The first paper was written by Brett Hollenbeck, an associate professor at the UCLA Anderson School of Management, Poet Larsen, a Ph.D. candidate at the University of Southern California Marshall School of Business, and Davide Proserpio, an associate professor at the University of Southern California Marshall School of Business.

The Hollenbeck team examined the state-by-state impact of legalized sports gambling and online sports gambling on overall consumer financial health, across metrics including credit scores, bankruptcy rates, credit card delinquency rates, and access to credit. The researchers used data from the University of California Consumer Credit Panel, which for two decades has tracked the financial records of millions of adults across the United States. Different states legalized gambling in different forms at different times. Some states never legalized sports betting at all. This staggered rollout enabled the Hollenbeck team to compare the financial health of consumers in states with legalized sports gambling to the health of consumers in states that did not, and also allowed the team to measure the specific impact of online sports betting. Importantly, the Hollenbeck team assessed the impact of legalization on all adults in its sample, not just gamblers.

The second paper was written by Scott R. Baker, an associate professor at the Northwestern University Kellogg School of Management, and several coauthors.

The Baker team took a more granular approach and examined the direct impact of online sports betting on savings, investment, and other financial activities within households. The team used a dataset that aggregated millions of individual-level financial transactions across a sample of over 200,000 American users. The dataset included bank and credit card records, which enabled the team to observe deposits to and withdrawals from online sports betting platforms, and indirectly assess the relationship between betting activity and other financial activities.

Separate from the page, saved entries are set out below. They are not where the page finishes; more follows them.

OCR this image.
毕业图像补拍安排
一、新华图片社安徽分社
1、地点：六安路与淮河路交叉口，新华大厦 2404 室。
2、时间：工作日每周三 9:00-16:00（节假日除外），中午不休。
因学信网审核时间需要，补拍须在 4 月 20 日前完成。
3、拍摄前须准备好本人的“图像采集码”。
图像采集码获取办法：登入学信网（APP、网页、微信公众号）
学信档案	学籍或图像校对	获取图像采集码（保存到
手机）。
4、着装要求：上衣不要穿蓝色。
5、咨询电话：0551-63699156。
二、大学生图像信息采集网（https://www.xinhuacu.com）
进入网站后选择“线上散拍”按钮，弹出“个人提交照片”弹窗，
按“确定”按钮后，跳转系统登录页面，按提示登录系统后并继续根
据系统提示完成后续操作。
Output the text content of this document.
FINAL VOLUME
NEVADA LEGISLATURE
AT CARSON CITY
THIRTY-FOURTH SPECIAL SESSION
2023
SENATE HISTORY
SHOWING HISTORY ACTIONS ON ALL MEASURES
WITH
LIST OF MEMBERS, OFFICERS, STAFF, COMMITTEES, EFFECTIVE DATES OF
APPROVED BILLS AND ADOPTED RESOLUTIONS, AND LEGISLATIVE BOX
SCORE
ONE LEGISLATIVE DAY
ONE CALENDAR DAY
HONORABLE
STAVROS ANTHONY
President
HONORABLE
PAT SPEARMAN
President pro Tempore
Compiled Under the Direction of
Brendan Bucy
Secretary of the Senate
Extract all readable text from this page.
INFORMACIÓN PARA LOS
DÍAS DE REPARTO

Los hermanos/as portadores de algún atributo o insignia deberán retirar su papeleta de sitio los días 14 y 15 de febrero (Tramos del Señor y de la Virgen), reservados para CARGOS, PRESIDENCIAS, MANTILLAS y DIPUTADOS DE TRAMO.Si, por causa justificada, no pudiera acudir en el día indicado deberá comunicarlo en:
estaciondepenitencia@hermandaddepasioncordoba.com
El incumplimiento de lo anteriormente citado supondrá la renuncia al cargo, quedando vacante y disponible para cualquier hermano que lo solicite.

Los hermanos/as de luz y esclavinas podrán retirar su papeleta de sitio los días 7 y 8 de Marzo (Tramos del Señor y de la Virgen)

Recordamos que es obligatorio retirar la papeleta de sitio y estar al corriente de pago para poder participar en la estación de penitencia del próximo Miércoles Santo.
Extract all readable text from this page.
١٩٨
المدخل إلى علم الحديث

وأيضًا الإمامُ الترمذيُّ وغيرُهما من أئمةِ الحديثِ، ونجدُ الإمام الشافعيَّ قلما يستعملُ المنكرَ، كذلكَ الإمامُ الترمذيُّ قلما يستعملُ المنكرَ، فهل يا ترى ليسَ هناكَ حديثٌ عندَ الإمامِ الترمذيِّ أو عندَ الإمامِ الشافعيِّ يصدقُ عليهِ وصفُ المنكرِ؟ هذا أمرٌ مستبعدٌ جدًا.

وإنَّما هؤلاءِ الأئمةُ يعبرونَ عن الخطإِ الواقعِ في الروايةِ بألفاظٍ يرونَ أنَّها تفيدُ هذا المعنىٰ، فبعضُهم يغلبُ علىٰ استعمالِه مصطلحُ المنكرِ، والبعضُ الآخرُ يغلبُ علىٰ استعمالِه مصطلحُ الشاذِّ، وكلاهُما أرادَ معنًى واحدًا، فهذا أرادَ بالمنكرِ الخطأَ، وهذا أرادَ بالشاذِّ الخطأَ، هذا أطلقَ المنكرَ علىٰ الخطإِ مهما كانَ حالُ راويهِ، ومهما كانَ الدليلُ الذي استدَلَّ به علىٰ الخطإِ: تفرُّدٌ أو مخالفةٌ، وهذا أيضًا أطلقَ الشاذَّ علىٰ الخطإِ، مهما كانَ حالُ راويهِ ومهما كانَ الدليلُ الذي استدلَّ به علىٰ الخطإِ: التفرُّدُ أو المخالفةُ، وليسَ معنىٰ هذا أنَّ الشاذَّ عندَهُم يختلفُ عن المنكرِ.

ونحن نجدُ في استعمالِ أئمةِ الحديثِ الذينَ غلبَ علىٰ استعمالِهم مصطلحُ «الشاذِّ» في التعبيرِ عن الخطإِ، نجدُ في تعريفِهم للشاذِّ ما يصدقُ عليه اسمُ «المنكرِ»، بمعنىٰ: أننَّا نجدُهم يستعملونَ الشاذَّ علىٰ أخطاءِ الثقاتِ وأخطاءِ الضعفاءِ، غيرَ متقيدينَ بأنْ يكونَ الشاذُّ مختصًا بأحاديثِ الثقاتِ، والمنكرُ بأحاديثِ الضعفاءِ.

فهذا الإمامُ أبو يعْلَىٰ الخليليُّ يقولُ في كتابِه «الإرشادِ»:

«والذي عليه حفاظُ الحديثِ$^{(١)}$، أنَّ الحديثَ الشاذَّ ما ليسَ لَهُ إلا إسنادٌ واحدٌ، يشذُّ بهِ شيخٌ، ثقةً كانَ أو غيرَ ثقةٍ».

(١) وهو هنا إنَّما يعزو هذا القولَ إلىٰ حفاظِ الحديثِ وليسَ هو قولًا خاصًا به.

The two teams reached similar results. In the four-year window following legalization of online sports betting in a given state, the Hollenbeck team estimated that the average credit score within that state declined by nearly 1 percent. In states without online sports betting, bankruptcy filings increased modestly, but in states with online sports betting, filings surged by over 25 percent across the same period. After drilling into demographic data, the Hollenbeck team concluded that young men in low-income counties experienced significantly more financial trouble than other groups, especially so in states with online sports betting.

The Baker team found that each dollar spent betting on sports online corresponded with a $2 decrease in stock investment activity. This trend persisted across traditional brokerage platforms as well as trading platforms associated with the “meme stock” craze. Cryptocurrency investment also suffered, although to a lesser extent than stock investment. Like the Hollenbeck team, the Baker team found that online sports betting legalization led to increases in credit card balances and overdraft rates among low-savings households, as well as lower credit card limits for these households. Consumption habits also shifted: Gambling households increased spending on sports-adjacent leisure activities, including cable television, entertainment, and dining.

Both research teams conclude with a warning. The Hollenbeck team notes that many states legalized with increased tax revenue in mind, but the crumbling of consumer financial health could contribute to lower state tax revenues. The Baker team implores policymakers to strike a balance between the tax benefits of sports gambling and the protection of at-risk consumers. Potential regulatory measures suggested by the Baker team include advertisement regulation, support for safer investments, and “targeted interventions.”